Tenho, sim, uma pedrinha guardada daquele templo demolido para a construção do novo estádio Joaquim Américo. Ganhei da jornalista Sonia Nassar, outra tradução perfeita do amor rubro-negro. A ela e ao Caju, aliás, dediquei uma revista especial que produzi para homenagear a conquista do título de Campeão Brasileiro de 2001 quando, por obra e graça do destino, a Placar voltou ser semanal (parou em 1990, depois de 20 anos de edições contínuas) e eu retornei ao posto como colaborador.
Sonia e Caju não puderam ver ao vivo a maior conquista, mas, estavam lá, mãos dadas, ajudando do Céu, na maravilhosa performance que soterrou a lacuna existente desde que o outro conquistou o título, 16 anos antes.
Eu comemoro meu time todos os dias. Sempre digo que sou atleticano até depois da morte, porque assim era antes de nascer – e sem saber.

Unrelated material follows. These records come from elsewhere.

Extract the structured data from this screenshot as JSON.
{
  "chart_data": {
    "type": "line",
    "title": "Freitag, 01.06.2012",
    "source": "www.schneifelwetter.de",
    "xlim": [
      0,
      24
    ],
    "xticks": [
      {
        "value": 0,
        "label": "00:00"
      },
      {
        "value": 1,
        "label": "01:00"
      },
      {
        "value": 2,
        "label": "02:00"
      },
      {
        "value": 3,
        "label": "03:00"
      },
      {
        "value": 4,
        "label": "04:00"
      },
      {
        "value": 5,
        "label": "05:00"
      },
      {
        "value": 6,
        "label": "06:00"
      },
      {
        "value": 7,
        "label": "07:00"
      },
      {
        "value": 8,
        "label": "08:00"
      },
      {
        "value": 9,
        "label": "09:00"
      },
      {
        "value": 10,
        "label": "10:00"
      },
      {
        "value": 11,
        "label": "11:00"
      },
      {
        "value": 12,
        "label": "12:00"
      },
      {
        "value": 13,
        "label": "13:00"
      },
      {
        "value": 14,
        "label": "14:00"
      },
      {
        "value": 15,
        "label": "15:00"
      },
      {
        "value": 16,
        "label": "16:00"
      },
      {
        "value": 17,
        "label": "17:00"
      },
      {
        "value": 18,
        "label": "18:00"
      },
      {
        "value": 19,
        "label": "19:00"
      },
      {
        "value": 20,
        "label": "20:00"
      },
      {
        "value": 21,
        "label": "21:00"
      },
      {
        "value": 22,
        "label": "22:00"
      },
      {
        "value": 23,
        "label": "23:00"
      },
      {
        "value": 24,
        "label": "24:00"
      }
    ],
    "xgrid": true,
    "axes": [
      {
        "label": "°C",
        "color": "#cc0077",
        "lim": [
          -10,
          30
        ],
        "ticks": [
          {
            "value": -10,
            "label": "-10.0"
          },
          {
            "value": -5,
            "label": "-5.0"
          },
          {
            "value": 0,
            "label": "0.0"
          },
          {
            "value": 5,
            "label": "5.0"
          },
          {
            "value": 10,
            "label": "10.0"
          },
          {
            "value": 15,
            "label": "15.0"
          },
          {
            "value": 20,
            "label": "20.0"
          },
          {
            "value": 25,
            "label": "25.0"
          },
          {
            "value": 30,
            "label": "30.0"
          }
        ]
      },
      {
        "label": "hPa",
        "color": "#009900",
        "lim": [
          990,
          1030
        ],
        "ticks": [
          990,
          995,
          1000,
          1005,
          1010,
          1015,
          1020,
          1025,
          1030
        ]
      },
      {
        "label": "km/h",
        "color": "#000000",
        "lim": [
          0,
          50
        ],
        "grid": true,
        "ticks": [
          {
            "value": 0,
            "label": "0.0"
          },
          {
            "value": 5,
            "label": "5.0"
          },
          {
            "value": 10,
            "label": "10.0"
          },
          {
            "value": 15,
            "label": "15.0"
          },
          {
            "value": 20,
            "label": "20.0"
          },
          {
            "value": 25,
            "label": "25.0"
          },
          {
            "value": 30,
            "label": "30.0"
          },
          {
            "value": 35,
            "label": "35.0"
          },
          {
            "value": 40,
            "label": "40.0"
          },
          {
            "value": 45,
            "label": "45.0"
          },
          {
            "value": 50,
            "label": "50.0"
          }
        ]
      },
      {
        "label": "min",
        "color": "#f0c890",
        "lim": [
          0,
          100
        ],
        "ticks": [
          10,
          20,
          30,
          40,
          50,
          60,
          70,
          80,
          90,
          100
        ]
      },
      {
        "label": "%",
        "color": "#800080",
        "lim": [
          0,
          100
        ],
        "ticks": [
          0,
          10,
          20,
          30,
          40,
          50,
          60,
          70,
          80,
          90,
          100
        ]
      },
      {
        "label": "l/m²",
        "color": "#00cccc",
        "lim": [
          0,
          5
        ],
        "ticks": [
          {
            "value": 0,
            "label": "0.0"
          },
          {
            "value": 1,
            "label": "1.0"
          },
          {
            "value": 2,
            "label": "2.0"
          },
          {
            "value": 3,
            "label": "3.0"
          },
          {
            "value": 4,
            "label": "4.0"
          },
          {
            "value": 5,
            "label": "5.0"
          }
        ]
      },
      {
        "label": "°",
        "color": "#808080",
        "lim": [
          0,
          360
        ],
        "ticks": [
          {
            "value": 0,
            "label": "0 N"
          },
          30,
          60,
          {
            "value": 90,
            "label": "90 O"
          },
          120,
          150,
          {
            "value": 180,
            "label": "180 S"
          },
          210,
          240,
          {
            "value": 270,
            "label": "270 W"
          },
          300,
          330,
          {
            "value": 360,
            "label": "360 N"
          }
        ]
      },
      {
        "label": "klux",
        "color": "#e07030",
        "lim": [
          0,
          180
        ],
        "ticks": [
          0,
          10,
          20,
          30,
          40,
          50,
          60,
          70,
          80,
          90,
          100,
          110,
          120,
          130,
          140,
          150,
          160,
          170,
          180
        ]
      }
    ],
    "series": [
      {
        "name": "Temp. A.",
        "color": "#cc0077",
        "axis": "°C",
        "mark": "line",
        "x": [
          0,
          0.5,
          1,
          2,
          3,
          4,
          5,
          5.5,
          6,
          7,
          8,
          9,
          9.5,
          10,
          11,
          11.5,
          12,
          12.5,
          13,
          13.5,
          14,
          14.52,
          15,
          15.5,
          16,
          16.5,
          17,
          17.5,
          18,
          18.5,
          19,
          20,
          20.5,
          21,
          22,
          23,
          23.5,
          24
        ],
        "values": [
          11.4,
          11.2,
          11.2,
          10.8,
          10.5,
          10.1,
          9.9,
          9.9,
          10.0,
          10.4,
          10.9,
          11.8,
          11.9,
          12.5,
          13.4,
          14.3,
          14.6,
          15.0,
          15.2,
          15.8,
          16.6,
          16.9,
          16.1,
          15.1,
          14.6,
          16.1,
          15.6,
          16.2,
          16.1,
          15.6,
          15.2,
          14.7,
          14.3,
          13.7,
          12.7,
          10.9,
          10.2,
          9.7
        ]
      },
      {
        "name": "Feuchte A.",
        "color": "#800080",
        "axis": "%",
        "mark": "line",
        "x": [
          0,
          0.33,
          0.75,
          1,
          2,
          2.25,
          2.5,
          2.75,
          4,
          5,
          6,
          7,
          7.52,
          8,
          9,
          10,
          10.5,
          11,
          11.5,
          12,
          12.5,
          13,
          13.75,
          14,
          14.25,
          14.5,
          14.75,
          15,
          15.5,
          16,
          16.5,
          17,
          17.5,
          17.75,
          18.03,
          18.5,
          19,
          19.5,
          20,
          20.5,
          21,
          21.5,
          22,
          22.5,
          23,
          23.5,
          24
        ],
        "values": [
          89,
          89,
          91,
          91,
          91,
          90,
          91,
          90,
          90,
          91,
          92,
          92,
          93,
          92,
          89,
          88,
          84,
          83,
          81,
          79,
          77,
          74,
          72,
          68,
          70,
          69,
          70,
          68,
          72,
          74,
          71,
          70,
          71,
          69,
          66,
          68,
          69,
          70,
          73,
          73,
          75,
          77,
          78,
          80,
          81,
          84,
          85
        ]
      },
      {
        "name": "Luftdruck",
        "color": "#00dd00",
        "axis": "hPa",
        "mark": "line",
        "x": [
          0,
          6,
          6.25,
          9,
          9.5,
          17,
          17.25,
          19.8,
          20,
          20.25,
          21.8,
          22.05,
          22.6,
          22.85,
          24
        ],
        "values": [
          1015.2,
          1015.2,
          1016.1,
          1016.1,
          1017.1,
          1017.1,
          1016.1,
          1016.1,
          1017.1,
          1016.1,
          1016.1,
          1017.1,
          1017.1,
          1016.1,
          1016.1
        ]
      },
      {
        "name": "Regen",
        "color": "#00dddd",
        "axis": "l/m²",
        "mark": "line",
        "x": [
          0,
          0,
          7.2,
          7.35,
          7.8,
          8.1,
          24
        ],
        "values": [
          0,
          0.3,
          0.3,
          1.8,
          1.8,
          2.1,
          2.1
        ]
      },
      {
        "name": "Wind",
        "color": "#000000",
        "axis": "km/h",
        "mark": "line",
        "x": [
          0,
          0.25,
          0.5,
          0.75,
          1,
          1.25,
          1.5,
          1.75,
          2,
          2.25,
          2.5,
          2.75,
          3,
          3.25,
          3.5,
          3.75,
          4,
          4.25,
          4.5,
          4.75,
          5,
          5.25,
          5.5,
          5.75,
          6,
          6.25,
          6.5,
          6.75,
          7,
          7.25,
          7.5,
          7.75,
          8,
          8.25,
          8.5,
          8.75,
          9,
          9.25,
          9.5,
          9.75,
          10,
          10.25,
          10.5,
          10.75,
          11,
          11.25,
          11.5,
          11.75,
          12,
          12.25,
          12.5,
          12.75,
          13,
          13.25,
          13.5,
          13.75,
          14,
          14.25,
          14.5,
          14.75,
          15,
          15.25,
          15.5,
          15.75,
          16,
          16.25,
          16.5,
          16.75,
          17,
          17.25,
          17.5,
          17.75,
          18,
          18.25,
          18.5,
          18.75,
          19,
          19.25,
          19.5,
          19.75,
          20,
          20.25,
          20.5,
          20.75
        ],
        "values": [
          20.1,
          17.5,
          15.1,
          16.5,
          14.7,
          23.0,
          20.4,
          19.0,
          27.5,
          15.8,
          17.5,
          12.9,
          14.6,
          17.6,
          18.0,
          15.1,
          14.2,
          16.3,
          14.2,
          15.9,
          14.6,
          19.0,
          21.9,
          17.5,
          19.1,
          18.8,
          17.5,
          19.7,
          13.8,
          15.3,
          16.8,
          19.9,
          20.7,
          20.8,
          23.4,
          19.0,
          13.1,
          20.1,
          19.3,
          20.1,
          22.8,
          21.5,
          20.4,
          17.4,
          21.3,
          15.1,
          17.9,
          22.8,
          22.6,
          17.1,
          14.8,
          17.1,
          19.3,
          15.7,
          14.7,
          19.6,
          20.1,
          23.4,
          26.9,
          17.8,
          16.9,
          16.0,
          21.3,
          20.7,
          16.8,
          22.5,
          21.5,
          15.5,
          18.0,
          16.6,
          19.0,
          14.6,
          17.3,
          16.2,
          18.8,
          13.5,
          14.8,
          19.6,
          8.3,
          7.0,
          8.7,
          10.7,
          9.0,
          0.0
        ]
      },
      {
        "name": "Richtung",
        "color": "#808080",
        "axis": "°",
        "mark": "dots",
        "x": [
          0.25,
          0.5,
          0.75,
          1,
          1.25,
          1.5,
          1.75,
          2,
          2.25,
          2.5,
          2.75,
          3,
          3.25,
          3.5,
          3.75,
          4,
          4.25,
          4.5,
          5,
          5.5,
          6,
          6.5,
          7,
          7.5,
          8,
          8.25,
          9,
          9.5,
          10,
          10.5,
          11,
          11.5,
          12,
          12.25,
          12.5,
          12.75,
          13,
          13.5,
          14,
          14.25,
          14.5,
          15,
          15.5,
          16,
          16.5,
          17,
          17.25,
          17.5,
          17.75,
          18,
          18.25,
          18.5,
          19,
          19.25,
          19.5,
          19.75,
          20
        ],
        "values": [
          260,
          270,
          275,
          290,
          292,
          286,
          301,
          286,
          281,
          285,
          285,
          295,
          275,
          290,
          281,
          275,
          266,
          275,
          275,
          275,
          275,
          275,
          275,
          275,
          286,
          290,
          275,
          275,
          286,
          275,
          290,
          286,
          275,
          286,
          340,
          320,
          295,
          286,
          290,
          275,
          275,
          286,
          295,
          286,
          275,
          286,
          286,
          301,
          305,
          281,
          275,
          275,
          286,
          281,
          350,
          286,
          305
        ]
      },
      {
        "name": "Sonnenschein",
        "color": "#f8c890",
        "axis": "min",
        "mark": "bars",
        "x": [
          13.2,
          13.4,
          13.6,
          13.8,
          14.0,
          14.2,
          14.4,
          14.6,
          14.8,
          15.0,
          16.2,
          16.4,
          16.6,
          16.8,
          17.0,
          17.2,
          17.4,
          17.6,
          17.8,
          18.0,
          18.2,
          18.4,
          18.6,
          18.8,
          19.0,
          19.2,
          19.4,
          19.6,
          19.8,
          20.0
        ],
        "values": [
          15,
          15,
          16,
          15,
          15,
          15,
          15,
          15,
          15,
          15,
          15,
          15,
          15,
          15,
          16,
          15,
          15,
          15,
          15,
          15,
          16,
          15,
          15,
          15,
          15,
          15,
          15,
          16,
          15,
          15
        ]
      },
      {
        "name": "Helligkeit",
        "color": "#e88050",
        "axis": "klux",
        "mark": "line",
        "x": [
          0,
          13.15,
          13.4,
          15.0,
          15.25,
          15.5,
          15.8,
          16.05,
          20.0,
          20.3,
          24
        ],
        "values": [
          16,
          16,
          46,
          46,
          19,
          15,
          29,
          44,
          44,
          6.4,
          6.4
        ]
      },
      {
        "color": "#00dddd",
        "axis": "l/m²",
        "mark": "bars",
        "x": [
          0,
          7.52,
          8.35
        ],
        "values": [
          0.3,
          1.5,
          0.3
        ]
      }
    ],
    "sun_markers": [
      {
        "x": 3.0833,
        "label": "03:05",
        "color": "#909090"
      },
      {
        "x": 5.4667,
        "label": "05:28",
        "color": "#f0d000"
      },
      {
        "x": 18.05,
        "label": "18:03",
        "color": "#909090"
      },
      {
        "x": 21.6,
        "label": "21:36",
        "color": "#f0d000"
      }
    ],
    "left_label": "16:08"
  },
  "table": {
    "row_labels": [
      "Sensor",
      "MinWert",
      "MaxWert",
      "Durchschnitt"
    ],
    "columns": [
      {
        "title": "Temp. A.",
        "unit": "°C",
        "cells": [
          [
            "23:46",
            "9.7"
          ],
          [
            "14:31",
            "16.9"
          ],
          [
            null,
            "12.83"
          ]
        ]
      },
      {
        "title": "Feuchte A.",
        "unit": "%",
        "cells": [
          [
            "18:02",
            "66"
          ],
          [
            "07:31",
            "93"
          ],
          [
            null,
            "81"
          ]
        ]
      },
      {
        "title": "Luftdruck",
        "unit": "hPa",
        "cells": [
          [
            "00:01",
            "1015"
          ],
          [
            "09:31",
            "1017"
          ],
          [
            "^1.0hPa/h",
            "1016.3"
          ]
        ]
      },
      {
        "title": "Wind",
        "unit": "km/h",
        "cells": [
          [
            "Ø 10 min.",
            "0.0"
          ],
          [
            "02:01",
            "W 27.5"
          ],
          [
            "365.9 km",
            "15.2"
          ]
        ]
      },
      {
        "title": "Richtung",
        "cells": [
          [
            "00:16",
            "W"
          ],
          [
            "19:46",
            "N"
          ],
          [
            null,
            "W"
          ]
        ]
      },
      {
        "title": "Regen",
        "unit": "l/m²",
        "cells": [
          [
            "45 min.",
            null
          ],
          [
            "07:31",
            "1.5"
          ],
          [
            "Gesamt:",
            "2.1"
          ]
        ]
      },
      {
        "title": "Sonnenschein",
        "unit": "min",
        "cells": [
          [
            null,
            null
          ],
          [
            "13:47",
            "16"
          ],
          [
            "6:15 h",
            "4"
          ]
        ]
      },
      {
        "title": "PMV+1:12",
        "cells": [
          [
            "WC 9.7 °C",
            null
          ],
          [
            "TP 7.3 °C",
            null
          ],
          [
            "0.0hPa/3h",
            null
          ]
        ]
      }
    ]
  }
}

Para os que torcem o nariz ao futebol, aqueles idiotas da objetividade, os que falam em ópio do povo porque não sabem que a bola, como a Terra, é redonda, informo que a verdadeira nação, a irmandade, a fraternidade, não é essa onde se vê canalhas, ladrões e pulhas engravatados massacrando o povo depois de pedir votos com o olhar rútilo e a baba escorrendo pela possibilidade de enfiar no bolso o dinheiro fácil do suor da ninguenzada.
A verdadeira nação é a composta dos torcedores e dos jogadores que construíram ao longo dos anos, desde aquela fusão do América e do Internacional, em 1924, uma história de lealdade eterna, onde o que flui, porque é assim mesmo, o amor na sua mais sublime forma. Desde que, por motivos profissionais, deixei a editoria de esportes para jogar em outras áreas do jornalismo, me tornei o torcedor clássico, com cadeira cativa, comprada, de vestir a camisa, mesmo que tenha sempre detonado a idéia imbecil de se trocar as tradicionais listras horizontais, a da primeira camisa, pelas verticais, neste surto de marketing de cartolas que não respeitam a história. Sofro com os times medíocres dos últimos dois anos. Também aplaudo quando o juiz dá cartão amarelo para o adversário, prova de que o prazer de ver a bola rolar redonda não aparece. Mas sempre estou lá, dando força, no meio de meus irmãos, todos nós anônimos, esperando a hora em que vai acontecer o que merecemos, o que o time merece.
Tenho uma camisa do Furacão de 1949. Comprei assim que soube da existência. Ostento-a com o orgulho de quem sabe que ela resume tudo. Às vezes, nas cadeiras do novo estádio, olho para o canto do estádio onde naquela tarde de um dia da vida estive com Caju. Olho em volta, vejo principalmente as crianças que um dia saberão dele e dos outros, e sei que suas mãos não construíram apenas aquele canto do antigo Joaquim Américo.